WASHINGTON — Planning is underway at the Department of Homeland Security to build an intelligence-gathering cell that would more closely monitor and better predict the movements of groups of migrants to the U.S., such as the nearly 30,000 Haitians who arrived in Texas last month, according to a copy of the plans obtained by NBC News.

The new cell, to be operational by the end of the month, would supply the agency with “indications and warnings” of possible migrant surges by collecting intelligence from DHS personnel in Central and South America, seek to establish aerial surveillance of trucks and migrant camps massing on borders and increase communication with the U.S. intelligence community and law enforcement agencies in other countries, according to the planning document.

With that information in hand, the officials said, DHS could then allocate resources to areas of the border where surges are expected and counter messages spread by cartels and those on social media who falsely claim that the U.S. will allow all migrants arriving now to stay.

Another senior DHS official, explaining that the U.S. strategy is to counter false messages before migrants embark on dangerous journeys, said, “Once they’re in Mexico, it’s too late.”

The collection and dissemination of intelligence about migration movements used to fall to DHS’ Office of Intelligence and Analysis, two current and two former DHS officials said, but the office stopped regularly creating reports about migrant movements during the Trump administration.

Oct. 15, 202103:03

The two former officials, who worked in the Trump administration, said that the office was largely weakened during the previous administration but that Customs and Border Protection and Immigration and Customs Enforcement did much of their own intelligence-gathering.

But the two current officials said the Biden administration has had to rebuild the DHS Office of Intelligence and Analysis so that all parts of DHS get the same reliable information about groups that might be coming to the U.S. border in real time.

“The Trump administration’s almost singular focus on building a border wall as the solution to stopping illegal migration and illegal drugs from coming into the country actually resulted in the opposite. It allowed key intelligence and operational capabilities to atrophy,” one of the officials, who was appointed by President Joe Biden, said on the condition of anonymity.

Senior leaders at CBP, ICE, the Office of Intelligence and Analysis and the Coast Guard met Wednesday to solidify the plans, the officials said.
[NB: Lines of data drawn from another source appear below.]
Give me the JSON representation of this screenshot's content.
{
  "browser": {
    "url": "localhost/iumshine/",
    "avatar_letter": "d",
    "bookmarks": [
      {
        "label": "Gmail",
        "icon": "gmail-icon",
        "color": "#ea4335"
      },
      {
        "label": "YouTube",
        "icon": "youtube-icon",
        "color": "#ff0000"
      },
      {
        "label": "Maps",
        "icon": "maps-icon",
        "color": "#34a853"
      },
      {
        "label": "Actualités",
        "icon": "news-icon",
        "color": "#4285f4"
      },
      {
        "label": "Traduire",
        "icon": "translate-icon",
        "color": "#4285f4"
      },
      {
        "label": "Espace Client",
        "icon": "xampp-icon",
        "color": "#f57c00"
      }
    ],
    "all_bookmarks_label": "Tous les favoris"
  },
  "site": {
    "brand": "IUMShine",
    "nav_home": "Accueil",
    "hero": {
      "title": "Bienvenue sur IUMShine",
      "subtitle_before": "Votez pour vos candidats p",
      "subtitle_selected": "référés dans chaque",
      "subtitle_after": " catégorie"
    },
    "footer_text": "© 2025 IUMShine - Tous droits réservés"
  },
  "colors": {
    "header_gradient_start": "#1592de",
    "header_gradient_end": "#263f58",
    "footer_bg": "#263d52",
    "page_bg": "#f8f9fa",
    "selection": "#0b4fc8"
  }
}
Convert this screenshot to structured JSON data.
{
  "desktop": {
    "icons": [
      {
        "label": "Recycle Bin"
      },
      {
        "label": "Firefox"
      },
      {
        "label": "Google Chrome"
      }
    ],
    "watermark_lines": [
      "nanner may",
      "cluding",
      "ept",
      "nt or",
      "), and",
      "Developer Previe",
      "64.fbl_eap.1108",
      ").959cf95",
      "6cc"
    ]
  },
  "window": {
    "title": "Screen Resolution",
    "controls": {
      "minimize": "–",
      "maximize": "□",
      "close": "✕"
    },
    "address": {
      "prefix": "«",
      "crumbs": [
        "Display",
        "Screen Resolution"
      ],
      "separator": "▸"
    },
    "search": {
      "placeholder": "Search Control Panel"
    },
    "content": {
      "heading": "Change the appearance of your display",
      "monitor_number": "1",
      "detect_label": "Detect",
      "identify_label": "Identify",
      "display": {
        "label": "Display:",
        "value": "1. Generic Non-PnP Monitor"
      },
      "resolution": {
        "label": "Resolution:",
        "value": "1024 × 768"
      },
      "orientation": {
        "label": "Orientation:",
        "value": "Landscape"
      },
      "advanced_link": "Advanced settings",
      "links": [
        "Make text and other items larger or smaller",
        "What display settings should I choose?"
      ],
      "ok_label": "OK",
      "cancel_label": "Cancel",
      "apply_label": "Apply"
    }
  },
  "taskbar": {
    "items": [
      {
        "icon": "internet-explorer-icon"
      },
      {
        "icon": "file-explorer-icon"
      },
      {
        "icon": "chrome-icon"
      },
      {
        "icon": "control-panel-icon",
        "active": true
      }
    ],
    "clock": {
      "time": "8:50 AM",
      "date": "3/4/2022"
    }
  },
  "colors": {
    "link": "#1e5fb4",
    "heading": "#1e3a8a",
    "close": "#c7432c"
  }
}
In the short term, each agency would supply personnel to the cell, operating out of Washington, to gather information about waves of migrants who might soon be making their way to the U.S., the officials said. Part of their mission will be to build and monitor algorithms that can monitor social media chatter about migration movements. Often, immigrants communicate by Facebook and WhatsApp to organize.

Oct. 7, 202106:00

More than 20,000 migrants from Haiti are gathered in northern Colombia and Panama, for example, and may soon decide to try to immigrate to the U.S.

In the long term, according to other documents obtained by NBC News, DHS would collect more biometric data about migrants as they cross borders on the way to the U.S. so more is known about who might soon be approaching the U.S. border, the documents say.

The Office of Intelligence and Analysis would also work with countries like Colombia, Haiti, El Salvador, Honduras, Guatemala and Mexico to enter into agreements that would allow for more intelligence, surveillance and recognizance, according to the copy of the plans, significantly increasing the amount of both human and signals intelligence DHS gathers in the region.

The goal is to “institutionalize” the intelligence-gathering systems so future administrations cannot dismantle them, the officials said.

DHS did not respond to a request for comment.

Lee Gelernt, a lawyer with the American Civil Liberties Union who has sued the Biden administration over its policies that keep asylum-seekers from entering the country, said increasing surveillance of immigrants is a step in the wrong direction.

“Rather than creating a surveillance system to deter migrants seeking protection, the administration ought to focus on complying with its legal and moral obligation to provide desperate asylum-seekers with a hearing,” Gelernt said.